Aunque sea difícil, intentemos centrarnos en su aspecto literario. Escrita originalmente en hebrero, arameo y griego, la transmisión a lo largo de los siglos y las cientos de traducciones que se han hecho no han rebajado la intensidad de las narraciones. El Antiguo Testamento recoge las narraciones de cómo Dios creó todo lo que existe, de cómo creó al ser humano y de cómo el pueblo de Israel se formó y fue elegido. La forma de explicar estos conceptos en sí mismos tan complejos hace de la Biblia un libro único, un conjunto de narraciones a veces presentadas casi como leyendas que ayudan a entender el mundo tal y como lo entiendes los creyentes judeocristianos. A partir de 1943, con la publicación de la Encíclica Divino Afflante Spiritu, Pío XII dio un paso más y reconoció algunas características de los textos sagrados que debían tenerse en cuenta en su estudio: “No por eso se debe admirar nadie que tenga recta inteligencia de la inspiración, de que también entre los sagrados escritores, como entre los otros de la antigüedad, se hallen ciertas artes de exponer y narrar, ciertos idiotismos, sobre todo propios de las lenguas semíticas; las que se llaman aproximaciones y ciertos modos de hablar hiperbólicos; más aún, a veces hasta paradojas para imprimir las cosas en la mente con más firmeza”, asumiendo que también los autores originales de los textos bíblicos tenían inclinaciones literarias a la hora de redactar las Escrituras.

Quizá es el Antiguo Testamento el grupo de libros que más giros literarios ofrece, a veces casi narraciones míticas o legendarias que consiguen un efecto más intenso en quien conoce las historias que se narran. En el nuevo Testamento encontramos menos recursos de este tipo, siguiendo una narración más cercana a hechos cotidianos pero donde destacan, sin lugar a dudas, las abundantes metáforas que utiliza Jesús de Nazaret para trasmitir a los hombres su mensaje y la palabra de Dios.

No se trata de un libro de historia al uso, ni tampoco de un conjunto de leyendas de fantasía. Pero se adentra en diferentes géneros literarios con gran maestría, como en el último libro del Nuevo Testamento, el Libro de las Revelaciones, más conocido como el Apocalipsis, de gran complejidad simbólica y casi hermética que sigue escondiendo secretos que los autores no logran descifrar por completo.
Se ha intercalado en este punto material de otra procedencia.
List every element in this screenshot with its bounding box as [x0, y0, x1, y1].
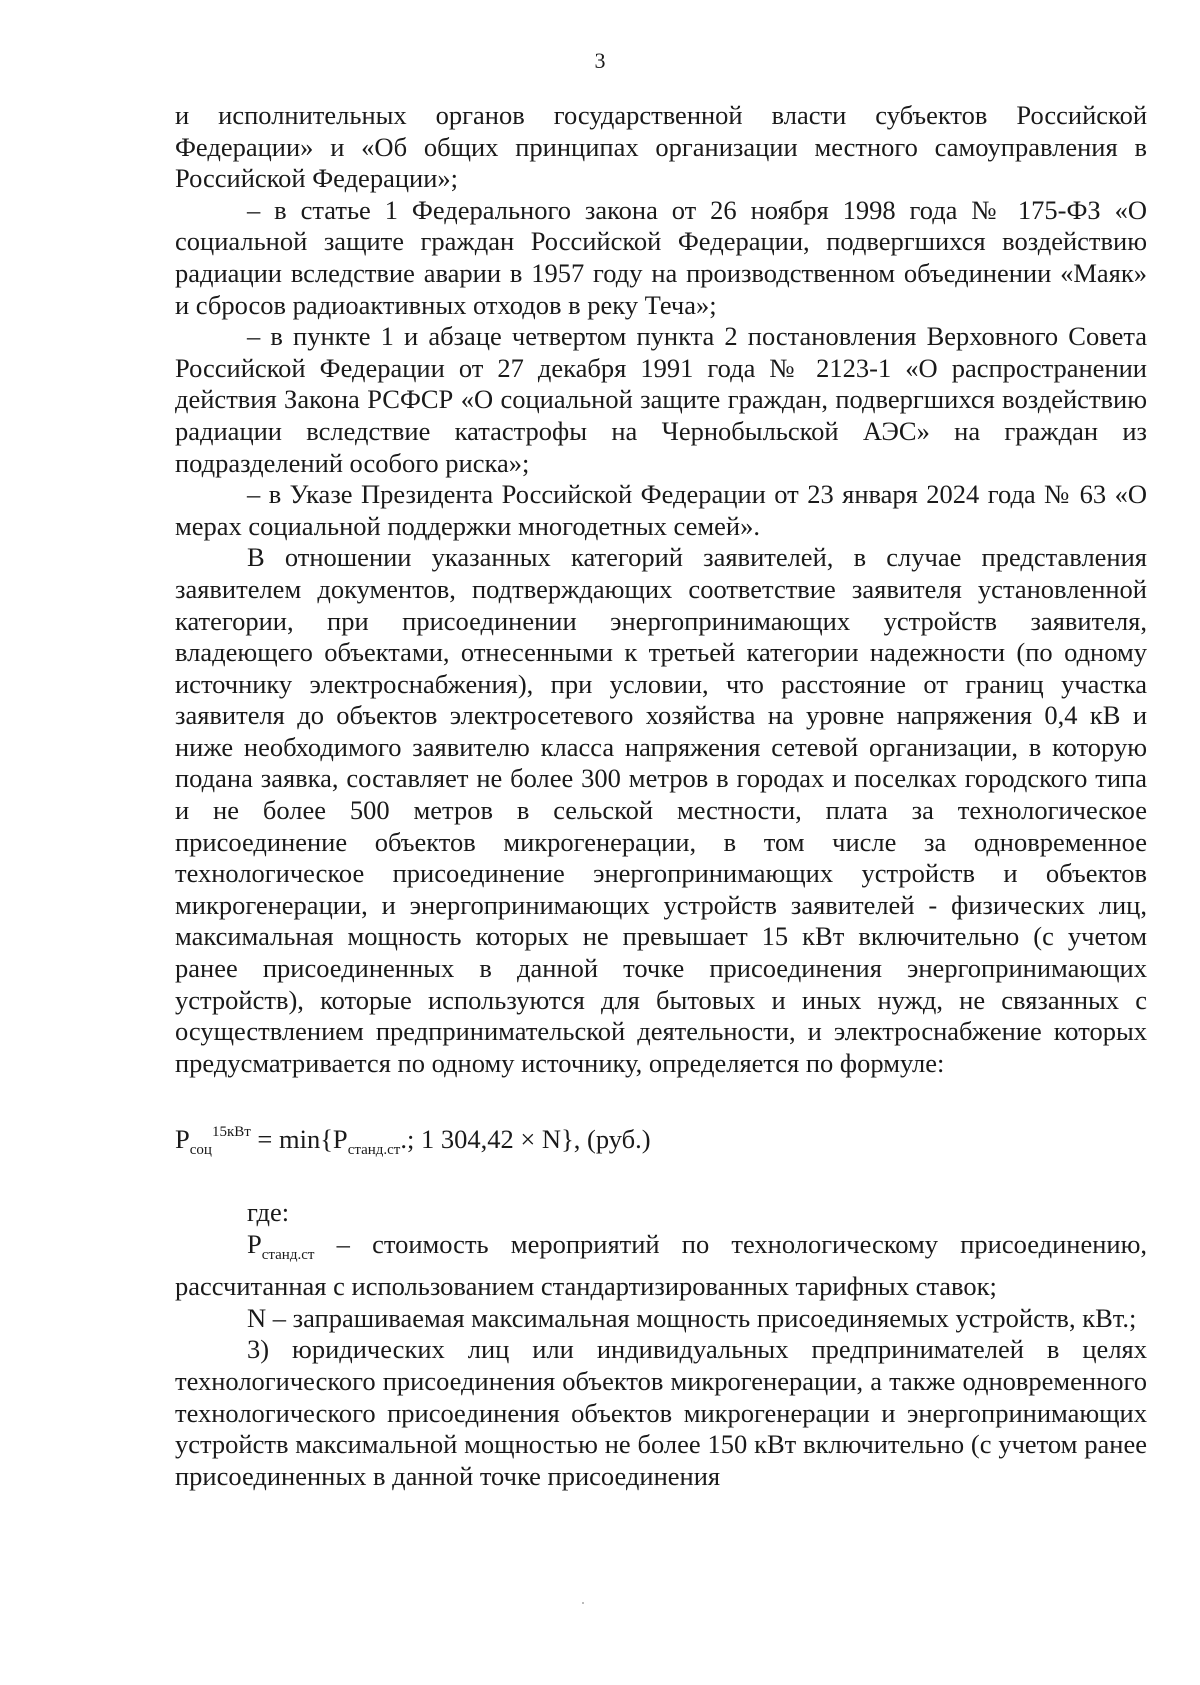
definition-1: [175, 1229, 1147, 1303]
paragraph-6: 3) юридических лиц или индивидуальных предпринимателей в целях технологического присоединения объектов микрогенерации, а также одновременного технологического присоединения объектов микрогенерации и энергопринимающих устройств максимальной мощностью не более 150 кВт включительно (с учетом ранее присоединенных в данной точке присоединения: [175, 1334, 1147, 1491]
page-number: 3: [594, 48, 606, 73]
formula-symbol: P: [175, 1124, 190, 1155]
paragraph-3: – в пункте 1 и абзаце четвертом пункта 2 постановления Верховного Совета Российской Федерации от 27 декабря 1991 года № 2123-1 «О распространении действия Закона РСФСР «О социальной защите граждан, подвергшихся воздействию радиации вследствие катастрофы на Чернобыльской АЭС» на граждан из подразделений особого риска»;: [175, 321, 1147, 478]
formula: [175, 1117, 1147, 1167]
formula-rhs-end: .; 1 304,42 × N}, (руб.): [400, 1124, 651, 1155]
definition-1-symbol: P: [247, 1228, 262, 1259]
paragraph-4: – в Указе Президента Российской Федерации от 23 января 2024 года № 63 «О мерах социальной поддержки многодетных семей».: [175, 479, 1147, 541]
where-label: где:: [247, 1197, 290, 1227]
document-body: [175, 100, 1147, 1492]
formula-subscript: соц: [189, 1142, 212, 1159]
scan-speck: [582, 1602, 584, 1604]
formula-rhs-subscript: станд.ст: [347, 1142, 401, 1159]
definition-1-text: – стоимость мероприятий по технологическому присоединению, рассчитанная с использованием стандартизированных тарифных ставок;: [175, 1228, 1147, 1302]
paragraph-2: – в статье 1 Федерального закона от 26 ноября 1998 года № 175-ФЗ «О социальной защите граждан Российской Федерации, подвергшихся воздействию радиации вследствие аварии в 1957 году на производственном объединении «Маяк» и сбросов радиоактивных отходов в реку Теча»;: [175, 194, 1147, 320]
formula-superscript: 15кВт: [211, 1124, 251, 1141]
También encontramos en el cuarto de los libros, el Evangelio de Lucas, un estilo historiográfico, centrado en la narración de los acontecimientos de la vida de Jesús de la forma más objetiva posible, incluso corrigiendo textos de evangelistas anteriores para mejorar la comprensión histórica.

En cualquier caso, la Biblia permite, desde el punto de vista literario, un acercamiento a cada uno de sus libros de forma individual, alternándolos o leyendo todos de un tirón. Y es un muy buen libro con el que aprender, en general.